In Brief Shunya One Ep.36


On this episode of Shunya One, we are joined by Soaib Grewal, Venture Partner at T-Labs and Times Internet. He is also the Founder of BOLD - a design led investment firm, since 2014.

This conversation focuses on the design approach for building products to understand user-experience better and gauging VC perspectives for new investments.   

Shiladitya enquired whether founders and entrepreneurs in India understand how critical design is for product, today. To which Soaib responded:

First of all I think, are we quite there or do Indian founders understand design better, than when I started helping people out back in 2012-2013? For sure. Back then I think there was a fundamental fight of explaining why design is relevant. Now the fight is sort of changed where it is not about why is it relevant but how indeed can you integrate it in your processes, how do you ensure that it is a cornerstone of you building product. Design itself, especially consumer designer has become quite commoditized. What I mean by that is, it is not too hard for someone to see a UI template for an app or a website that is fairly success and then just copying it off, right? So I think that worked fairly well early on for a lot of companies in India and then overtime what happened was that come say a Series A, you really need to start caring about design. And then you are like, oh shit! I need to actually change things up or I need to hire a designer, I need to hire a firm. And basically what you were doing is, the designer or the firm had to go back and essentially rebuild or recreate an experience out of something that was really built in a very peaceway approach, right. That’s essentially how you build products at early stages. You come up with an MVP and you are constantly iterating upon it. Now if you don’t take a very holistic approach from day 1 to think about the user experience you end up with something that is way too feature-rich where things don’t connect to one another, where things are broken and designers start having a very tough time. So I think the challenge has changed a little bit but Indian founders are definitely a lot more cognisant of it, they are definitely a lot more cognisant, there are lot of people putting in a lot more time into it.

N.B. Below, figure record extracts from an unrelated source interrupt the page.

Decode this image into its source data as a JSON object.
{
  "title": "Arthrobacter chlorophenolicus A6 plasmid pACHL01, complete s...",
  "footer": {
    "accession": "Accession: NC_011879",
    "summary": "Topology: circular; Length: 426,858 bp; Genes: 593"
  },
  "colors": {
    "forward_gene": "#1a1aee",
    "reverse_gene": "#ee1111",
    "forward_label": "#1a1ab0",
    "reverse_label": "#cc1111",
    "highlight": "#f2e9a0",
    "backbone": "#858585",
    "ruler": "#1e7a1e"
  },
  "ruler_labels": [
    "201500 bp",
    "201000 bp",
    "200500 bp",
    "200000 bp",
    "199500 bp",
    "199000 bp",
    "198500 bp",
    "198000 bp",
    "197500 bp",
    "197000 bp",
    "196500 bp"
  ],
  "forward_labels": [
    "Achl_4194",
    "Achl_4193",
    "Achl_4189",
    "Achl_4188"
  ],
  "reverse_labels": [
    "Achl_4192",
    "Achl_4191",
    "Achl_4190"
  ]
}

Shiladitya asked about what VCs look at, beyond mapping trends. Soaib responded, saying:

It is a tricky question because you know I wish there was a magic formula or a rule-break or a cheat-key, I could keep going back to. Also, it is a bit tough. Also that I think it is case-by-case. I think that it is easy to say that, oh you know we look at founder, product and then this and that but I think but you are really talking about a couple of different levers that swing in different ways and have different weightages depending on the sector, the space and how much conviction you also have for a certain area; of course the stage in which you are investing. So I think above all though, thinking about or really thinking clearly about whether you think the opportunity could lead to a large outcome for yourself and your stakeholders and the money that you are managing, is the number one filter for any VC. I mean in fact that’s how you identify sectors and spaces in the first place and I think that it is something that entrepreneurs perhaps should be a little bit more cognisant of because companies that do not lead to large outcomes are not necessarily bad companies.